Yes, you can. We prepared some tutorials for basic configurations:
https://www.nomachine.com/accessing-your-remote-desktop-on-google-cloud-platform-via-nomachine
https://www.nomachine.com/accessing-your-remote-linux-desktop-on-amazon-elastic-compute-cloud-via-NoMachine
https://www.nomachine.com/accessing-your-remote-desktop-on-azure-via-nomachine

Can I install the Cloud Server and the Enterprise Desktop on premise and authenticate against Azure AD?
We are working on it :-)

Is Two-factor and Multi-factor authentication supported?
Two-factor authentication and MFA are supported for client connections by both the NX and the SSH protocols.
You can find here some examples for Cloud Server on Linux: https://www.nomachine.com/AR12L00828

Does NoMachine Cloud Server work with Duo Security and PAM-OKTA ?
NoMachine should be able to work seamlessly with Duo Security and PAM-OKTA. 
Based on tests in our labs made on macOS and Linux, NoMachine integrates seamlessly with DUO in its default configuration.

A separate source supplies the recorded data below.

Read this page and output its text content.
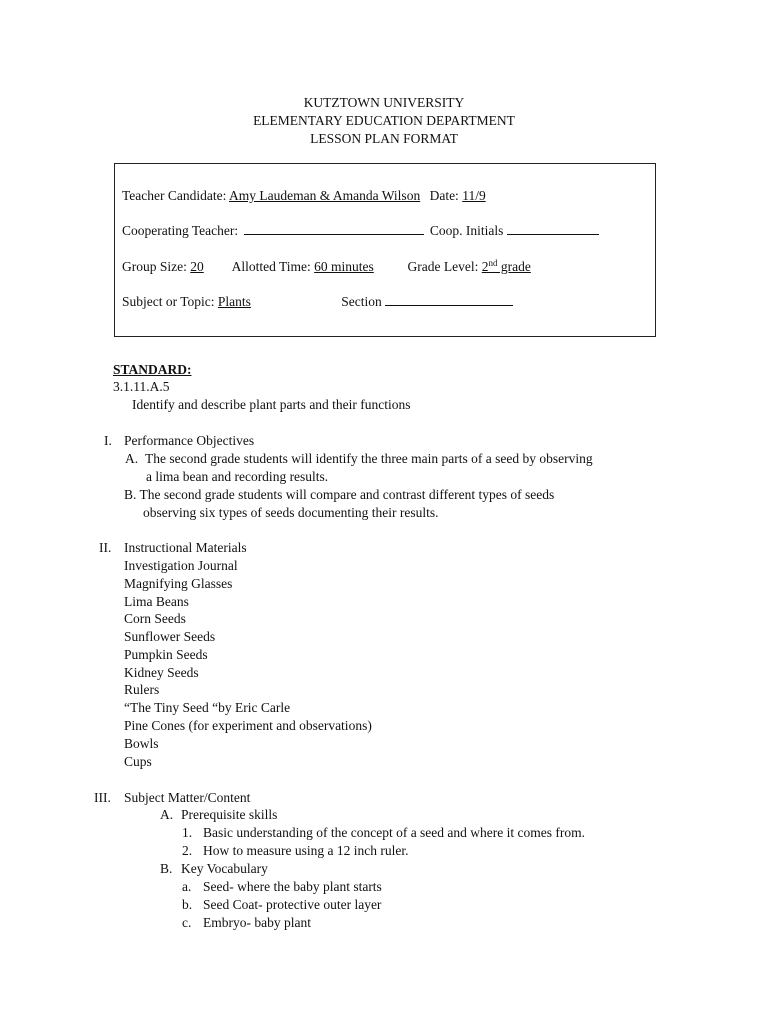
KUTZTOWN UNIVERSITY
ELEMENTARY EDUCATION DEPARTMENT
LESSON PLAN FORMAT
Teacher Candidate: Amy Laudeman & Amanda Wilson Date: 11/9
Cooperating Teacher:	Coop. Initials
Group Size: 20 Allotted Time: 60 minutes	Grade Level: 2nd grade
Subject or Topic: Plants	Section
STANDARD:
3.1.11.A.5
Identify and describe plant parts and their functions
I. Performance Objectives
A. The second grade students will identify the three main parts of a seed by observing
a lima bean and recording results.
B. The second grade students will compare and contrast different types of seeds
observing six types of seeds documenting their results.
II. Instructional Materials
Investigation Journal
Magnifying Glasses
Lima Beans
Corn Seeds
Sunflower Seeds
Pumpkin Seeds
Kidney Seeds
Rulers
“The Tiny Seed “by Eric Carle
Pine Cones (for experiment and observations)
Bowls
Cups
III. Subject Matter/Content
A. Prerequisite skills
1. Basic understanding of the concept of a seed and where it comes from.
2. How to measure using a 12 inch ruler.
B. Key Vocabulary
a. Seed- where the baby plant starts
b. Seed Coat- protective outer layer
c. Embryo- baby plant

Can I use Yubico authentication with NoMachine on Linux?
Yes, you can. Instructions are available here:
https://www.nomachine.com/AR12Q01064

Is UF2 authentication with YubiKey supported?
At the moment it's not supported. Yubikey two-factor authentication cannot be used to login to the remote host by NoMachine. It requires the implementation of https://www.nomachine.com/FR07N03138.

It's possible instead to use USB forwarding to make the Yubikey available in the remote session and use it.

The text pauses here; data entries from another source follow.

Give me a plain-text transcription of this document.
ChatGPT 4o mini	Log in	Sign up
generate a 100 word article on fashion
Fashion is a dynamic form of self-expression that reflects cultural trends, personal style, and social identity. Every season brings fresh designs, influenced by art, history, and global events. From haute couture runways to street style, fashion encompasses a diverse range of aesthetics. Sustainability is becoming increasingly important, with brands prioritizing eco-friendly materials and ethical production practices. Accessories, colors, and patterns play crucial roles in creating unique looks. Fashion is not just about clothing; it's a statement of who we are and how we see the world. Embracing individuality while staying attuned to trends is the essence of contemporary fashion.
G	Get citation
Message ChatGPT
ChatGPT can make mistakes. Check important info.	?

Is biometric identification supported?
No, NoMachine doesn’t support biometric identification like fingerprint, or retina scan or voice or face authentication.

What is the ‘nx’ user and why does NoMachine create it?
The 'nx' user is a reserved account for handling internal operations of the NoMachine server. It’s necessary that this account belongs to a system group with administrative privileges. It's created during the installation of a NoMachine server package

The nx account, which is also a hidden account, cannot be used by users (privileged or not) to log-in directly to the system (e.g. via the login window or via a SSH client that is not NoMachine). The nx account cannot be deleted from the system or the NoMachine server will be no longer operational.

Which are the requirements for using UDP for multimedia data?
UDP communication is supported only with client connections by NX protocol. UDP uses by default a range of ports between 4011 and 4999.
Ports must be open on each Enterprise Desktop federated under the Cloud Server. If these ports are not available, multimedia traffic will fall back to TCP communication. Note that UDP communication is always disabled when using SSH protocol.

UDP can be disabled on client side, in the connection settings -> NX protocol -> Advanced panel.